News Release

Filming life in the fast lane

New microscope takes a different angle – or 4

Peer-Reviewed Publication

European Molecular Biology Laboratory

Fruit Fly Development in 3-D

video: A fruit fly embryo from when it was about two-and-a-half hours old until it walked away from the microscope as a larva, filmed by a new microscope developed at EMBL. view more 

Credit: EMBL/U. Krzic

"This video shows a fruit fly embryo from when it was about two-and-a-half hours old until it walked away from the microscope as a larva, 20 hours later," says Lars Hufnagel, from the European Molecular Biology Laboratory (EMBL) in Heidelberg, Germany. "It shows all the hallmarks of fruit fly embryonic development in three dimensions."

The video was obtained using a new microscope created by Hufnagel's lab and described online today in Nature Methods. In it, you can watch as cells on the embryo's belly dive in to form what's known as the ventral furrow. Other cells can then be seen moving around the embryo's rear end to its back (inset), in a process called convergent extension.

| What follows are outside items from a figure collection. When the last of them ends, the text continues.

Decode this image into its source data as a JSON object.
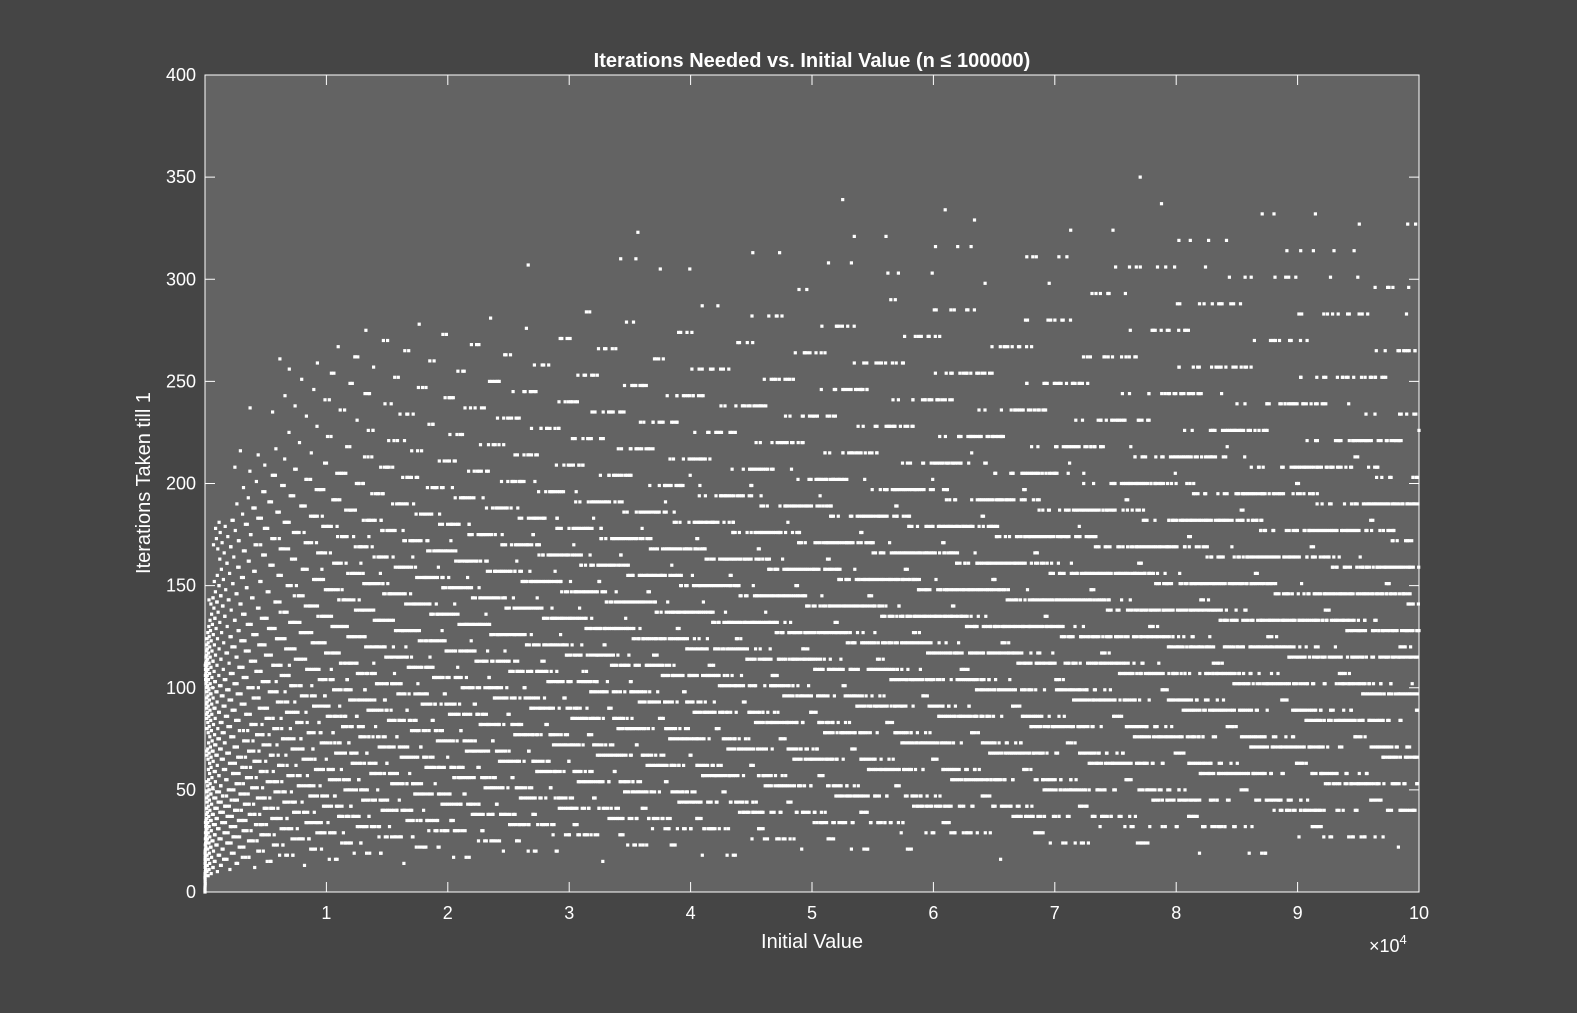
{
  "chart_data": {
    "type": "scatter",
    "title": "Iterations Needed vs. Initial Value (n ≤ 100000)",
    "xlabel": "Initial Value",
    "ylabel": "Iterations Taken till 1",
    "x_exponent_label": "×10",
    "x_exponent_power": "4",
    "xlim": [
      0,
      10
    ],
    "ylim": [
      0,
      400
    ],
    "x_ticks": [
      1,
      2,
      3,
      4,
      5,
      6,
      7,
      8,
      9,
      10
    ],
    "x_tick_labels": [
      "1",
      "2",
      "3",
      "4",
      "5",
      "6",
      "7",
      "8",
      "9",
      "10"
    ],
    "y_ticks": [
      0,
      50,
      100,
      150,
      200,
      250,
      300,
      350,
      400
    ],
    "y_tick_labels": [
      "0",
      "50",
      "100",
      "150",
      "200",
      "250",
      "300",
      "350",
      "400"
    ],
    "grid": false,
    "legend": "none",
    "colors": {
      "figure_bg": "#454545",
      "axes_bg": "#636363",
      "marker": "#ffffff",
      "axis": "#ffffff"
    },
    "series": [
      {
        "marker": "dot",
        "note_generator": "collatz_total_stopping_time",
        "n_max": 100000,
        "x_scale_divisor": 10000
      }
    ]
  }
}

And later, when an opening appears in the embryo's back (inset), see the surrounding cells close the gap in a process known as dorsal closure.

The new microscope, called Multi-View SPIM, or MuVi-SPIM for short, enables scientists to image rapid biological processes in thick samples at unprecedented detail. It builds upon the Selective-Plane Illumination Microscopy (SPIM) technology developed at EMBL a few years ago. Like SPIM, the new microscope shines a thin sheet of light on the embryo, illuminating one layer of a sample like this embryo at a time, to obtain an image of the whole sample with minimal light-induced damage. But MuVi-SPIM takes four full images from different angles, eliminating the need to rotate the sample. This speeds up the imaging and enables scientists to merge the four images into a single high-quality three-dimensional image for the first time.

Hufnagel and colleagues can obtain a high-quality three-dimensional image of a fruit fly embryo in a few seconds, and be ready to repeat the process. This means the different images that make up the video are taken in such rapid succession that very little has changed in the embryo from one frame to the next – so scientists can be sure of where each cell – or even structures inside cells – is and track it throughout the video. Using such fast imaging, Hufnagel and colleagues were able to record the movements of every nucleus in the embryo not only during the later developmental stages shown here, but also throughout the first three hours of the embryo's life, when nuclei divide very rapidly.

"Everything in this microscope is optimised for speed and light-sensitivity," says Uros Krzic from Hufnagel's lab, who designed the microscope. "Not just the optics, mechanics and cameras, but also the software that controls the microscope and processes the data. We can finally get high-quality data in real time."

In the future, the scientists would like to use their new microscope to investigate the how organs and tissues form, not only in the fruit fly but also in other model organisms.